The implementation process, as she sees it now, is twofold. For one, she needs to decide if she actually wants to place it on the ground in the lot behind Tao Yuan, or if she wants to put the concept rooftop. Secondly, because the whole point of building such a system is to become a research facility that offers reproducible eco-friendly practices, she’d like to have university involvement. “Maybe Bowdoin [College],” she says, thinking out loud about who might be interested in pairing up. She is discovering, however, that “university time is always in flux.” And while she would like to make some decisions about the aquaponics greenhouse, which will raise tilapia to start as well as an assortment of greens and roots (including wasabi), by late fall, she’s also pragmatic. “It’s a big investment, so we don’t want to botch it.”

That frank matter-of-factness extends to how she treats her employees. “We don’t have an industry that treats people well, and we should. We should have a system that gives cooks more time off and pays servers hourly. I root for minimum wage for servers so that we can divide tips among the entire staff. I’d even like to give benefits. Every day I’m trying to make something better, make it not just a generic hourly job, but one that allows employees to be long-term. I’m so excited about the company that we’re growing and the people who can grow with us. But I have to make it the right venue for people to grow.”

Her enthusiasm is contagious, and her ideas are certainly something she both learned abroad and has thought about for the good of her company. Like other chefs, she is feeling the shortage of line cooks—in a profession where aspiring chefs have watched too many glamorous Food Network shows and aren’t willing to start at the bottom. These are shows that she has turned down opportunities to make appearances on, feeling that perhaps they aren’t the best stage for her, considering the message that they send.

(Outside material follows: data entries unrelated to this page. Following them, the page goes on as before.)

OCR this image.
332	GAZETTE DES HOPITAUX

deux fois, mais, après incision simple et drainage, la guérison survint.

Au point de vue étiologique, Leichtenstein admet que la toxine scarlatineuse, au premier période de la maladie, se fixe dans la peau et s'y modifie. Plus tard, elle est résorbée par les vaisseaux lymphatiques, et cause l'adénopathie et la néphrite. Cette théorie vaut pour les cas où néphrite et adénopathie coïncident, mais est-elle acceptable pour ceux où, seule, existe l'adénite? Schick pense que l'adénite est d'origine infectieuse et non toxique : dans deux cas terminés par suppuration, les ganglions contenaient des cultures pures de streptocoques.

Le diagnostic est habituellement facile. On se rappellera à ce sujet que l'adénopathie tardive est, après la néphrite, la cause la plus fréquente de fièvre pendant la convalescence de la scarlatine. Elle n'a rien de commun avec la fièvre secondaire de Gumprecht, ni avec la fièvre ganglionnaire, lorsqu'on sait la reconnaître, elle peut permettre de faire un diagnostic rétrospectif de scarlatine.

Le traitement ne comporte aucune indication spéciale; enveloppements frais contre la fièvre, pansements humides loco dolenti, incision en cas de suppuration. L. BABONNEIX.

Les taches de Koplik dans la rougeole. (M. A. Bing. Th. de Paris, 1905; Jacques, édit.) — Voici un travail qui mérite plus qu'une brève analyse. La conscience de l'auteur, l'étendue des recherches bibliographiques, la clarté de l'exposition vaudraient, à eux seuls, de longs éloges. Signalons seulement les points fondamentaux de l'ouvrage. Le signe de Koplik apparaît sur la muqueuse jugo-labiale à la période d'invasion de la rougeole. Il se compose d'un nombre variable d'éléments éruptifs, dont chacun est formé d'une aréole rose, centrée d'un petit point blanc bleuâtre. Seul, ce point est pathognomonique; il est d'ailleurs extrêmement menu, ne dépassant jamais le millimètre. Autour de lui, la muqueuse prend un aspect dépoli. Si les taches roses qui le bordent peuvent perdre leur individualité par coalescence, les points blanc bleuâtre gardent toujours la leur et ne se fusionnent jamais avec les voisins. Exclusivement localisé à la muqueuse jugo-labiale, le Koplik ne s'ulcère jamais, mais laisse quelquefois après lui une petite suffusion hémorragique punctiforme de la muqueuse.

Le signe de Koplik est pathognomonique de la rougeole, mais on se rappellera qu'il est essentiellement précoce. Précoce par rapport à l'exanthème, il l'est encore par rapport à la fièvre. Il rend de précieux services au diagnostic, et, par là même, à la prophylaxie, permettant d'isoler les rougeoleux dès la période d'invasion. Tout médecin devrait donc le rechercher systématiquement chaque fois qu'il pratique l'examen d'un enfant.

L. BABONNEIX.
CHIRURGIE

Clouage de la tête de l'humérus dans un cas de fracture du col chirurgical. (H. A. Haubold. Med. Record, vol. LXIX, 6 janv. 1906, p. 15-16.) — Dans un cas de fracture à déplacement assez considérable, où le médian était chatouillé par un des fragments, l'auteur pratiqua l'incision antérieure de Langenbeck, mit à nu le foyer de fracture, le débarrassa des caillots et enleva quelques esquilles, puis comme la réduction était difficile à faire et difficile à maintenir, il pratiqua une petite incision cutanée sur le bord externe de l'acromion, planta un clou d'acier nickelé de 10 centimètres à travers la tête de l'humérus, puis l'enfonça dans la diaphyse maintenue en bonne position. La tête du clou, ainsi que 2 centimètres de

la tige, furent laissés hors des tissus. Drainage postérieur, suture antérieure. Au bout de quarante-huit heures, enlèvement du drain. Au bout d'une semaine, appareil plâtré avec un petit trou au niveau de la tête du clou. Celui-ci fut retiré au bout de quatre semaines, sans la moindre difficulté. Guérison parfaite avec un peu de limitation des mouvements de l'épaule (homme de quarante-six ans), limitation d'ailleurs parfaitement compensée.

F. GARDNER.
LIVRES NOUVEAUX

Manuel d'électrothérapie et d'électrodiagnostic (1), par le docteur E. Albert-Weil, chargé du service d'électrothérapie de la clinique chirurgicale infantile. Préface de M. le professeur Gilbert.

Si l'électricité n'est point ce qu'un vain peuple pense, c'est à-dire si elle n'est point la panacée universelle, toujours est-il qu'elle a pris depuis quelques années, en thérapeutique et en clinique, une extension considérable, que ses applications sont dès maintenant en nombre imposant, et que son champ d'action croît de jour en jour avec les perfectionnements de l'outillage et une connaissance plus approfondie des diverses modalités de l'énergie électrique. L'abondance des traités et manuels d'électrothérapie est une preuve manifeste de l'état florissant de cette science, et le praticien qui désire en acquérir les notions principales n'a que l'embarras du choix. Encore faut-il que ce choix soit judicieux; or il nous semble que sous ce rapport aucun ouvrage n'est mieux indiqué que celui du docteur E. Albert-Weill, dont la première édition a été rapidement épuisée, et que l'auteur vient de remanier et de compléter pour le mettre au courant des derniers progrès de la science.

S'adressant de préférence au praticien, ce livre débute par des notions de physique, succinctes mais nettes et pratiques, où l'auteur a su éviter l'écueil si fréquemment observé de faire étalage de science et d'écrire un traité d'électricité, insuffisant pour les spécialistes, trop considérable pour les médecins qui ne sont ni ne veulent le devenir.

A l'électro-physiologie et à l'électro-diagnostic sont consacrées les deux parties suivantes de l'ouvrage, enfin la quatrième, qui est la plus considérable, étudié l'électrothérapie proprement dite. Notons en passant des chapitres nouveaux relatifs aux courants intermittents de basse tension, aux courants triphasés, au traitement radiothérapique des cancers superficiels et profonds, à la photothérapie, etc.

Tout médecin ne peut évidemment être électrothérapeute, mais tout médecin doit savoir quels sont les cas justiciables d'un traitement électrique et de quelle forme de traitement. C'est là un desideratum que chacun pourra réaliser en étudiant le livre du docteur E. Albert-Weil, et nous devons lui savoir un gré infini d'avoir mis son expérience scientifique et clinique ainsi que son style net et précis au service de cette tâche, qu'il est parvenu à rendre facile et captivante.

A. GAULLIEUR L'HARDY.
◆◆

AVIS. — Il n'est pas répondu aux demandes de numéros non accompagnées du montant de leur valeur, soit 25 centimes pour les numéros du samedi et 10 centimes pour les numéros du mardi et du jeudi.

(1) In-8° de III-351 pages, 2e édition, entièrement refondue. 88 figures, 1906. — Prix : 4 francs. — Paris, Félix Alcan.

“Like other chefs, I want the best talent, but I also want [my cooks] to have a life. I can work 80 hours per week and 11 months per year but I need a reprieve for a month. In France you work like that, but you get a month’s paid vacation. Here, entry-level line cooks have no vacation time, ever,” she says. “No overtime pay. No downtime. A cook either needs that, or a five-day workweek. It’s not conducive for employee or employer.”

While Stadler’s ideas may not be popular with older chefs who may see the rigor as a rite of passage into a culinary career, her millennial philosophy is appealing to those around her. In fact, she’s kept employees longer than the average chef, and one line cook who has been with her since the beginning of Tao Yuan is now kitchen manager at BaoBao.

Clearly her passion for fairness is one reason why her employees are loyal. She’s the first to admit she can’t always make it happen, but she insists, “I’m trying to find an appropriate work-life balance.”

Perhaps, after the aquaponics greenhouse project takes off, she’ll start with practicing that advice herself. But chances are, with Cara Stadler, there’s already another 10-year plan in the works.